Relating to our recent Review (The pleiotropic structure of the genotype–phenotype map: the evolvability of complex organisms. Nature Reviews Genetics 12, 204–213 (2011))1, Hill and Zhang argue in their Correspondence (Assessing pleiotropy and its evolutionary consequences: pleiotropy is not necessarily limited, nor need it hinder the evolution of complexity. Nature Reviews Genetics 21 Feb 2012 (doi:10.1038/nrg2949-c1))2 that the experimental data summarized and discussed in our article are unable to reject the hypothesis of universal pleiotropy (HUP), which asserts that every mutation (or gene) affects every trait. This influential idea originated from Fisher's geometric model of evolution3. Hill and Zhang2 argue that any empirical detection of a gene effect relies on some statistical significance threshold and is thus likely to underestimate the true degree of pleiotropy. We agree with the substance of this argument and have discussed its implications in our paper1. However, we disagree with the conclusion that the HUP is a viable model of genetic architecture. We think this disagreement has deeper methodological roots, which we discuss below.

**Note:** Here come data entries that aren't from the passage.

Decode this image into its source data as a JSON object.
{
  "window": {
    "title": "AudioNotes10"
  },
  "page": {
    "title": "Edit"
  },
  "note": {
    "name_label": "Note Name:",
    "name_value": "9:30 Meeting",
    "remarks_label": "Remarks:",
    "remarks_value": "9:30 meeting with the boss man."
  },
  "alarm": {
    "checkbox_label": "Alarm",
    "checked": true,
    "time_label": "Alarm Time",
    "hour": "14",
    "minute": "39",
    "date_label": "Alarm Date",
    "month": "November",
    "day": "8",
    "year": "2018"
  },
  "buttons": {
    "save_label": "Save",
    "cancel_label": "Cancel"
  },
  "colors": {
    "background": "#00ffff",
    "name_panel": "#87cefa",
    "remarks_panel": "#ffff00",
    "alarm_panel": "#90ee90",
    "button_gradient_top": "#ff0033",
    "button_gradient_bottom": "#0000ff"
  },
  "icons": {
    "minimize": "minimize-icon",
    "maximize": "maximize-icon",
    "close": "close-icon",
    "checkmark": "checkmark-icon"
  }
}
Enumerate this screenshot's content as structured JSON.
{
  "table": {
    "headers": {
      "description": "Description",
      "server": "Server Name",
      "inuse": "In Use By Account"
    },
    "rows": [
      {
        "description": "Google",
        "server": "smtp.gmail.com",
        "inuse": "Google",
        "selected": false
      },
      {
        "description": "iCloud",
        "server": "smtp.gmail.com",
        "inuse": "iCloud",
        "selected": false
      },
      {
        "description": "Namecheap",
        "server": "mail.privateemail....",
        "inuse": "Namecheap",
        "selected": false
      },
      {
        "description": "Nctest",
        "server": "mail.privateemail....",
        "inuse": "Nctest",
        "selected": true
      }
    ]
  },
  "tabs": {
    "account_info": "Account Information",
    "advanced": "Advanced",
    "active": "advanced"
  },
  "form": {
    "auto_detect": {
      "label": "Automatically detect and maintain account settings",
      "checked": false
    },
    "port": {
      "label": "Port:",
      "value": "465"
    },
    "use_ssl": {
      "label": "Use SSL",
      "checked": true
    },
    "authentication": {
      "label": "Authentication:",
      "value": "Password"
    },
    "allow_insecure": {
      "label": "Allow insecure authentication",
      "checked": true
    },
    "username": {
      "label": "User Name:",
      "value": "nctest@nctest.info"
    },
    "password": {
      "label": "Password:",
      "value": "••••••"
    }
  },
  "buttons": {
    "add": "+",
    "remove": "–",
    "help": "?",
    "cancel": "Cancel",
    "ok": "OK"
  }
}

Hill and Zhang2 use the HUP as their null hypothesis and request evidence to reject this hypothesis. However, any real experiment has a detection limit. If the HUP allows for arbitrarily small effect sizes, this hypothesis could never be falsified and thus does not rise to the level of a scientific hypothesis. That this incarnation of the HUP is what Hill and Zhang2 have in mind is reflected in the mathematical structure of their model, which has an effect size distribution with a mode of zero4. Hence, most effects are assumed to be small to start with. Of course, it follows that a lower threshold for detection will quickly lead to a higher degree of pleiotropy. We think that Hill and Zhang will agree that the published data1 show that each mutation has few large effects and many effects that fall anywhere between 'small' and 'zero'.

We believe that an experimentally testable null hypothesis should be 'no gene effect'. An effect is proved only when this null hypothesis is rejected because the measured effect on a trait is larger than the detection limit for that experimental design. In fact, the null hypothesis of no gene effect is used by almost all geneticists, explicitly or implicitly. Of course, the real question is not which effects are statistically significant but which ones are biologically meaningful. A natural cut-off would be the smallest effect that can still be 'seen' by natural selection.

We also agree with Hill and Zhang2 that counting traits that are significantly affected by a mutation is not the best way of measuring the pleiotropic level of the mutation, because this level varies by experimental design and sensitivity. In our Review1, we proposed that a better way would be to measure the dispersion of the distribution of the effect sizes of the mutation on a large sample of traits. However, until ways to do this have been developed, counting actually measured effects is the best proxy that is available.

We think that our disagreement with Hill and Zhang is not so much about the substance of the empirical facts, but is instead about the methods used to analyse and represent them. At the very least, the disagreement shows that research in this area urgently needs more sophisticated and more biologically meaningful ways to measure pleiotropy.